Monday, October 20th, 2008

Jeremey, Mike and I all ventured forth to Priest Draw on October 11th. The high was about 55 degrees in the sun, it was a very cold wind that blew through this place. We arrived around 12 and left around 6. We visited Triangle Rock, Puzzle Box, Bat Roof and Anorexic.

We destroyed Triangle rock. We beat up the V0 on the left side of Triangle rock, then moved onto the V1 off to the right of it, then went further right to play with the V0+ traverse. Then came back to do the V3 through the center of Triangle rock, (Video below of Jeremy climbing it). Then I climbed the V2 on the left side of the rock which goes along the lower of the two cracks on the upper left of the rock.

From Triangle Rock, V0 up the far left. V1 across the highest crack on the left, V2 on the lower crack in the upper left, V3 up the middle


Jeremy on the V3 at Triangle Rock.

From Traverse on the Far Right


Mike on the Traverse

From V1 to the Right of Triangle Rock


Dan on the V1

From Jeremy on The Hermit(V5) at the Puzzle Box
From Jeremy on The Hermit(V5) at the Puzzle Box
From Anorexic

Sorry I didn’t get more videos of Puzzle Box or Anorexic but it was cold and we were climbing hard.

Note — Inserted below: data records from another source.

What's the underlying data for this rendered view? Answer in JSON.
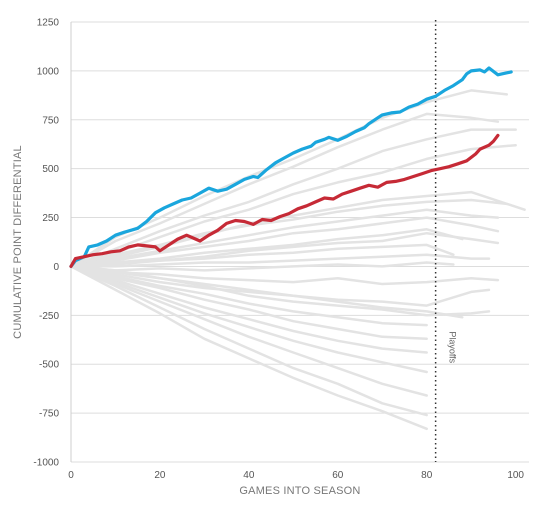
{
  "chart_data": {
    "type": "line",
    "xlabel": "GAMES INTO SEASON",
    "ylabel": "CUMULATIVE POINT DIFFERENTIAL",
    "xlim": [
      0,
      103
    ],
    "ylim": [
      -1000,
      1250
    ],
    "x_ticks": [
      0,
      20,
      40,
      60,
      80,
      100
    ],
    "y_ticks": [
      -1000,
      -750,
      -500,
      -250,
      0,
      250,
      500,
      750,
      1000,
      1250
    ],
    "grid": "horizontal",
    "annotations": [
      {
        "type": "vline",
        "x": 82,
        "label": "Playoffs"
      }
    ],
    "colors": {
      "blue": "#1aa6dd",
      "red": "#c62a36",
      "gray": "#e3e3e3",
      "grid": "#dddddd"
    },
    "series": [
      {
        "color": "blue",
        "games": 99,
        "final": 995,
        "points": [
          [
            0,
            0
          ],
          [
            1,
            30
          ],
          [
            3,
            50
          ],
          [
            4,
            100
          ],
          [
            6,
            110
          ],
          [
            8,
            130
          ],
          [
            10,
            160
          ],
          [
            12,
            175
          ],
          [
            15,
            195
          ],
          [
            17,
            230
          ],
          [
            19,
            275
          ],
          [
            21,
            300
          ],
          [
            23,
            320
          ],
          [
            25,
            340
          ],
          [
            27,
            350
          ],
          [
            29,
            375
          ],
          [
            31,
            400
          ],
          [
            33,
            385
          ],
          [
            35,
            395
          ],
          [
            37,
            420
          ],
          [
            39,
            445
          ],
          [
            41,
            460
          ],
          [
            42,
            455
          ],
          [
            44,
            495
          ],
          [
            46,
            530
          ],
          [
            48,
            555
          ],
          [
            50,
            580
          ],
          [
            52,
            600
          ],
          [
            54,
            615
          ],
          [
            55,
            635
          ],
          [
            57,
            650
          ],
          [
            58,
            660
          ],
          [
            60,
            645
          ],
          [
            62,
            665
          ],
          [
            64,
            690
          ],
          [
            66,
            710
          ],
          [
            67,
            730
          ],
          [
            69,
            760
          ],
          [
            70,
            775
          ],
          [
            72,
            785
          ],
          [
            74,
            790
          ],
          [
            76,
            815
          ],
          [
            78,
            830
          ],
          [
            80,
            855
          ],
          [
            82,
            870
          ],
          [
            84,
            900
          ],
          [
            86,
            925
          ],
          [
            88,
            955
          ],
          [
            89,
            985
          ],
          [
            90,
            1000
          ],
          [
            92,
            1005
          ],
          [
            93,
            995
          ],
          [
            94,
            1015
          ],
          [
            96,
            980
          ],
          [
            97,
            985
          ],
          [
            99,
            995
          ]
        ]
      },
      {
        "color": "red",
        "games": 96,
        "final": 670,
        "points": [
          [
            0,
            0
          ],
          [
            1,
            40
          ],
          [
            3,
            50
          ],
          [
            5,
            60
          ],
          [
            7,
            65
          ],
          [
            9,
            75
          ],
          [
            11,
            80
          ],
          [
            13,
            100
          ],
          [
            15,
            110
          ],
          [
            17,
            105
          ],
          [
            19,
            100
          ],
          [
            20,
            80
          ],
          [
            22,
            110
          ],
          [
            24,
            140
          ],
          [
            26,
            160
          ],
          [
            27,
            150
          ],
          [
            29,
            130
          ],
          [
            31,
            160
          ],
          [
            33,
            185
          ],
          [
            35,
            220
          ],
          [
            37,
            235
          ],
          [
            39,
            230
          ],
          [
            41,
            215
          ],
          [
            43,
            240
          ],
          [
            45,
            235
          ],
          [
            47,
            255
          ],
          [
            49,
            270
          ],
          [
            51,
            295
          ],
          [
            53,
            310
          ],
          [
            55,
            330
          ],
          [
            57,
            350
          ],
          [
            59,
            345
          ],
          [
            61,
            370
          ],
          [
            63,
            385
          ],
          [
            65,
            400
          ],
          [
            67,
            415
          ],
          [
            69,
            405
          ],
          [
            71,
            430
          ],
          [
            73,
            435
          ],
          [
            75,
            445
          ],
          [
            77,
            460
          ],
          [
            79,
            475
          ],
          [
            81,
            490
          ],
          [
            83,
            500
          ],
          [
            85,
            510
          ],
          [
            87,
            525
          ],
          [
            89,
            540
          ],
          [
            91,
            575
          ],
          [
            92,
            600
          ],
          [
            94,
            620
          ],
          [
            95,
            640
          ],
          [
            96,
            670
          ]
        ]
      }
    ],
    "background_series": [
      [
        [
          0,
          0
        ],
        [
          10,
          150
        ],
        [
          20,
          250
        ],
        [
          30,
          360
        ],
        [
          40,
          460
        ],
        [
          50,
          550
        ],
        [
          60,
          650
        ],
        [
          70,
          760
        ],
        [
          80,
          840
        ],
        [
          90,
          900
        ],
        [
          98,
          880
        ]
      ],
      [
        [
          0,
          0
        ],
        [
          10,
          130
        ],
        [
          20,
          220
        ],
        [
          30,
          320
        ],
        [
          40,
          420
        ],
        [
          50,
          510
        ],
        [
          60,
          610
        ],
        [
          70,
          700
        ],
        [
          80,
          780
        ],
        [
          90,
          760
        ],
        [
          96,
          740
        ]
      ],
      [
        [
          0,
          0
        ],
        [
          10,
          90
        ],
        [
          20,
          180
        ],
        [
          30,
          260
        ],
        [
          40,
          330
        ],
        [
          50,
          420
        ],
        [
          60,
          500
        ],
        [
          70,
          590
        ],
        [
          80,
          650
        ],
        [
          90,
          700
        ],
        [
          100,
          700
        ]
      ],
      [
        [
          0,
          0
        ],
        [
          10,
          70
        ],
        [
          20,
          150
        ],
        [
          30,
          230
        ],
        [
          40,
          290
        ],
        [
          50,
          370
        ],
        [
          60,
          430
        ],
        [
          70,
          480
        ],
        [
          80,
          550
        ],
        [
          90,
          600
        ],
        [
          100,
          620
        ]
      ],
      [
        [
          0,
          0
        ],
        [
          10,
          50
        ],
        [
          20,
          100
        ],
        [
          30,
          160
        ],
        [
          40,
          220
        ],
        [
          50,
          260
        ],
        [
          60,
          300
        ],
        [
          70,
          340
        ],
        [
          80,
          360
        ],
        [
          90,
          380
        ],
        [
          102,
          290
        ]
      ],
      [
        [
          0,
          0
        ],
        [
          10,
          60
        ],
        [
          20,
          110
        ],
        [
          30,
          170
        ],
        [
          40,
          210
        ],
        [
          50,
          240
        ],
        [
          60,
          280
        ],
        [
          70,
          310
        ],
        [
          80,
          330
        ],
        [
          90,
          340
        ],
        [
          98,
          320
        ]
      ],
      [
        [
          0,
          0
        ],
        [
          10,
          40
        ],
        [
          20,
          80
        ],
        [
          30,
          120
        ],
        [
          40,
          160
        ],
        [
          50,
          200
        ],
        [
          60,
          230
        ],
        [
          70,
          260
        ],
        [
          80,
          290
        ],
        [
          90,
          260
        ],
        [
          96,
          250
        ]
      ],
      [
        [
          0,
          0
        ],
        [
          10,
          30
        ],
        [
          20,
          70
        ],
        [
          30,
          100
        ],
        [
          40,
          130
        ],
        [
          50,
          170
        ],
        [
          60,
          190
        ],
        [
          70,
          220
        ],
        [
          80,
          250
        ],
        [
          90,
          210
        ],
        [
          96,
          180
        ]
      ],
      [
        [
          0,
          0
        ],
        [
          10,
          20
        ],
        [
          20,
          40
        ],
        [
          30,
          70
        ],
        [
          40,
          90
        ],
        [
          50,
          110
        ],
        [
          60,
          140
        ],
        [
          70,
          160
        ],
        [
          80,
          190
        ],
        [
          88,
          140
        ]
      ],
      [
        [
          0,
          0
        ],
        [
          10,
          10
        ],
        [
          20,
          30
        ],
        [
          30,
          40
        ],
        [
          40,
          60
        ],
        [
          50,
          70
        ],
        [
          60,
          90
        ],
        [
          70,
          100
        ],
        [
          80,
          110
        ],
        [
          86,
          60
        ]
      ],
      [
        [
          0,
          0
        ],
        [
          10,
          0
        ],
        [
          20,
          10
        ],
        [
          30,
          20
        ],
        [
          40,
          20
        ],
        [
          50,
          30
        ],
        [
          60,
          40
        ],
        [
          70,
          50
        ],
        [
          80,
          60
        ],
        [
          90,
          40
        ],
        [
          94,
          40
        ]
      ],
      [
        [
          0,
          0
        ],
        [
          10,
          -20
        ],
        [
          20,
          -10
        ],
        [
          30,
          -20
        ],
        [
          40,
          -10
        ],
        [
          50,
          0
        ],
        [
          60,
          10
        ],
        [
          70,
          0
        ],
        [
          80,
          20
        ],
        [
          86,
          10
        ]
      ],
      [
        [
          0,
          0
        ],
        [
          10,
          -30
        ],
        [
          20,
          -40
        ],
        [
          30,
          -60
        ],
        [
          40,
          -70
        ],
        [
          50,
          -80
        ],
        [
          60,
          -60
        ],
        [
          70,
          -90
        ],
        [
          80,
          -80
        ],
        [
          90,
          -60
        ],
        [
          96,
          -70
        ]
      ],
      [
        [
          0,
          0
        ],
        [
          10,
          -40
        ],
        [
          20,
          -80
        ],
        [
          30,
          -110
        ],
        [
          40,
          -130
        ],
        [
          50,
          -150
        ],
        [
          60,
          -170
        ],
        [
          70,
          -180
        ],
        [
          80,
          -200
        ],
        [
          90,
          -130
        ],
        [
          94,
          -120
        ]
      ],
      [
        [
          0,
          0
        ],
        [
          10,
          -30
        ],
        [
          20,
          -60
        ],
        [
          30,
          -90
        ],
        [
          40,
          -120
        ],
        [
          50,
          -150
        ],
        [
          60,
          -180
        ],
        [
          70,
          -210
        ],
        [
          80,
          -230
        ],
        [
          88,
          -260
        ]
      ],
      [
        [
          0,
          0
        ],
        [
          10,
          -50
        ],
        [
          20,
          -100
        ],
        [
          30,
          -140
        ],
        [
          40,
          -190
        ],
        [
          50,
          -230
        ],
        [
          60,
          -260
        ],
        [
          70,
          -290
        ],
        [
          80,
          -300
        ]
      ],
      [
        [
          0,
          0
        ],
        [
          10,
          -60
        ],
        [
          20,
          -110
        ],
        [
          30,
          -170
        ],
        [
          40,
          -220
        ],
        [
          50,
          -280
        ],
        [
          60,
          -320
        ],
        [
          70,
          -360
        ],
        [
          80,
          -370
        ]
      ],
      [
        [
          0,
          0
        ],
        [
          10,
          -70
        ],
        [
          20,
          -140
        ],
        [
          30,
          -210
        ],
        [
          40,
          -270
        ],
        [
          50,
          -330
        ],
        [
          60,
          -380
        ],
        [
          70,
          -420
        ],
        [
          80,
          -440
        ]
      ],
      [
        [
          0,
          0
        ],
        [
          10,
          -80
        ],
        [
          20,
          -160
        ],
        [
          30,
          -240
        ],
        [
          40,
          -310
        ],
        [
          50,
          -380
        ],
        [
          60,
          -440
        ],
        [
          70,
          -490
        ],
        [
          80,
          -540
        ]
      ],
      [
        [
          0,
          0
        ],
        [
          10,
          -90
        ],
        [
          20,
          -180
        ],
        [
          30,
          -270
        ],
        [
          40,
          -360
        ],
        [
          50,
          -440
        ],
        [
          60,
          -520
        ],
        [
          70,
          -600
        ],
        [
          80,
          -660
        ]
      ],
      [
        [
          0,
          0
        ],
        [
          10,
          -100
        ],
        [
          20,
          -210
        ],
        [
          30,
          -320
        ],
        [
          40,
          -420
        ],
        [
          50,
          -520
        ],
        [
          60,
          -600
        ],
        [
          70,
          -700
        ],
        [
          80,
          -760
        ]
      ],
      [
        [
          0,
          0
        ],
        [
          10,
          -120
        ],
        [
          20,
          -240
        ],
        [
          30,
          -370
        ],
        [
          40,
          -470
        ],
        [
          50,
          -570
        ],
        [
          60,
          -660
        ],
        [
          70,
          -740
        ],
        [
          80,
          -830
        ]
      ],
      [
        [
          0,
          0
        ],
        [
          10,
          -20
        ],
        [
          20,
          -60
        ],
        [
          30,
          -100
        ],
        [
          40,
          -150
        ],
        [
          50,
          -180
        ],
        [
          60,
          -200
        ],
        [
          70,
          -220
        ],
        [
          80,
          -250
        ],
        [
          90,
          -240
        ],
        [
          94,
          -230
        ]
      ],
      [
        [
          0,
          0
        ],
        [
          10,
          20
        ],
        [
          20,
          30
        ],
        [
          30,
          50
        ],
        [
          40,
          80
        ],
        [
          50,
          100
        ],
        [
          60,
          120
        ],
        [
          70,
          130
        ],
        [
          80,
          170
        ],
        [
          90,
          140
        ],
        [
          96,
          120
        ]
      ]
    ]
  }
}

Guess you will just have to wait for me.

Peace Out, Safe Climbing

Priest Draw Round Duce

Sunday, September 28th, 2008

Yesterday my brother, Guss and Guss’ friend Nick all went to Priest Draw.

We started at “The Island” and warmed up.

From Best Warm Up Around
From Backside of the island, some sweet V0 - V2 climbs

After our warm up we hit up Bat Roof.

From Bat Roof w/ a Chris
From Bat Roof V1 and V3 starter hold w/ V1 finish.
From Batroof V1

After Bat Roof we hit up one more spot but I didn’t get pictures as I was exhausted and had to at least finish one route on this wall. Overall it was a super awesome day and I would recommend Priest Draw to anyone especially if it is your first time outdoor climbing. The rock is mostly limestone and mudstone so your hands don’t get ripped up and most of the routes are not too tall. I’ll be sure to post more about it in October.

I didn’t get many pictures of the climbs because I was climbing and no one else was helping me with my little endeavor but I’ll be going back Oct 9/10 so I’ll be sure to get more pictures as I won’t be so awe struck by how much fun the climbing is.

Also over the next few weeks I need to get lead certified so when things get chill around the valley I can go out and start hitting up some sport climbs. I hear there is a 5.7 sport climb on Camelback mountain that goes up the Monk. I have seen this rock formation all my life and I can tell you it will be so fantastically awesome to climb it.